Under a 2002 treaty, East Timor gets 90% of the revenue produced by fields in the development zone, while Australia gets 10%. East Timor hopes to maintain that ratio if the zone is expanded, although the final figure will be subject to further negotiation, officials said. In February, Houston-based ConocoPhillips began tapping natural gas and liquid condensates from a $1.8 billion venture in the zone.

After talks on Wednesday in Canberra, Australian Foreign Minister Alexander Downer said the two sides had made "extremely good progress' and said he hoped the two countries could wrap up a deal by the end of the year.

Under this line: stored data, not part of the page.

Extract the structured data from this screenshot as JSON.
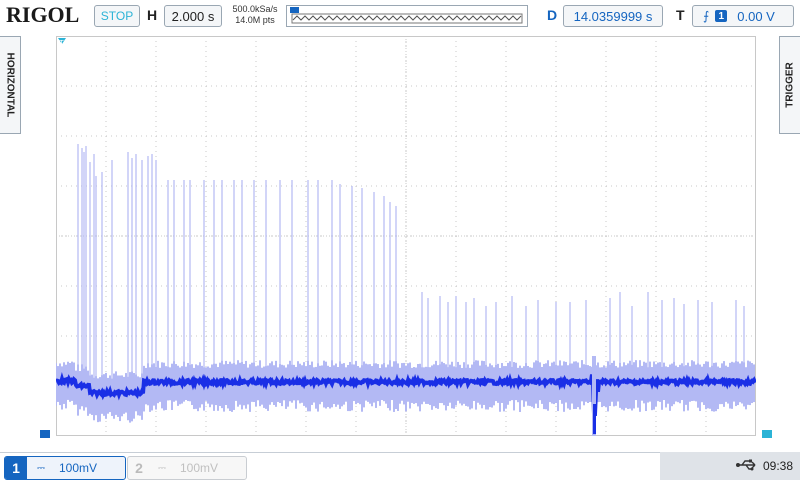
{
  "header": {
    "logo": "RIGOL",
    "run_status": "STOP",
    "h_label": "H",
    "timebase": "2.000 s",
    "sample_rate": "500.0kSa/s",
    "memory_depth": "14.0M pts",
    "d_label": "D",
    "delay": "14.0359999 s",
    "t_label": "T",
    "trigger_channel": "1",
    "trigger_level": "0.00 V"
  },
  "side": {
    "left_label": "HORIZONTAL",
    "right_label": "TRIGGER"
  },
  "channels": {
    "ch1": {
      "number": "1",
      "coupling": "⎓",
      "scale": "100mV"
    },
    "ch2": {
      "number": "2",
      "coupling": "⎓",
      "scale": "100mV"
    }
  },
  "status": {
    "time": "09:38"
  },
  "colors": {
    "trace": "#1a2fe6",
    "trace_light": "#b3b9f4",
    "grid": "#c8c8c8",
    "accent": "#1565c0"
  },
  "icons": {
    "usb": "usb-icon",
    "trigger_edge": "rising-edge-icon"
  }
}
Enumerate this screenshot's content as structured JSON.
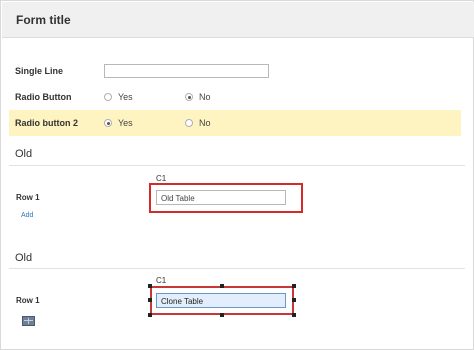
{
  "form": {
    "title": "Form title"
  },
  "fields": {
    "single_line": {
      "label": "Single Line",
      "value": ""
    },
    "radio1": {
      "label": "Radio Button",
      "options": [
        "Yes",
        "No"
      ],
      "selected": "No"
    },
    "radio2": {
      "label": "Radio button 2",
      "options": [
        "Yes",
        "No"
      ],
      "selected": "Yes"
    }
  },
  "sections": [
    {
      "title": "Old",
      "column": "C1",
      "row_label": "Row 1",
      "cell_value": "Old Table",
      "add_label": "Add"
    },
    {
      "title": "Old",
      "column": "C1",
      "row_label": "Row 1",
      "cell_value": "Clone Table",
      "icon": "table-icon"
    }
  ],
  "colors": {
    "highlight": "#fdf4c2",
    "selection": "#d42a2a",
    "link": "#2a78c2"
  }
}
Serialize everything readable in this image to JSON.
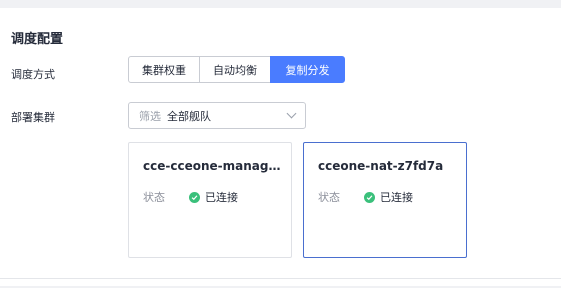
{
  "section": {
    "title": "调度配置"
  },
  "schedule": {
    "label": "调度方式",
    "options": [
      "集群权重",
      "自动均衡",
      "复制分发"
    ],
    "selected": "复制分发"
  },
  "deploy": {
    "label": "部署集群",
    "filter_prefix": "筛选",
    "filter_value": "全部舰队"
  },
  "clusters": [
    {
      "name": "cce-cceone-manage...",
      "status_label": "状态",
      "status": "已连接",
      "selected": false
    },
    {
      "name": "cceone-nat-z7fd7a",
      "status_label": "状态",
      "status": "已连接",
      "selected": true
    }
  ],
  "colors": {
    "accent": "#4a7cff",
    "success": "#3ac07b",
    "selected_border": "#4a6fcf"
  },
  "icons": {
    "status_ok": "check-circle-icon",
    "dropdown": "chevron-down-icon"
  }
}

East Timor Foreign Minister JosC(c) Ramos Horta added, "We have the basic ideas....Now we just need to work out the details." However, both offiicials declined to discuss the new framework in any detail.

Some people in the oil industry hailed the news of an apparent deal. Geoffrey McKee, an oil-industry consultant in Sydney, called the proposed compromise "the only possible deal in the real world," noting that East Timor was never likely to get everything it wanted in the Timor Sea. A deal became more likely after Woodside threatened to pull out of Greater Sunrise if a resolution wasn't reached before the end of this year, Mr. McKee added.

A compromise on the Timor Sea gas dispute could factor into Australia's coming election. Prime Minister John Howard faces a stiff challenge from opposition Labor Party leader Mark Latham, and the Australian leader's government has come under fire from activists for failing to solve the East Timor issue.

"What this has done is it has taken this issue off the election agenda," Mr. McKee said. "If the Howard government gets returned, you could say this helped."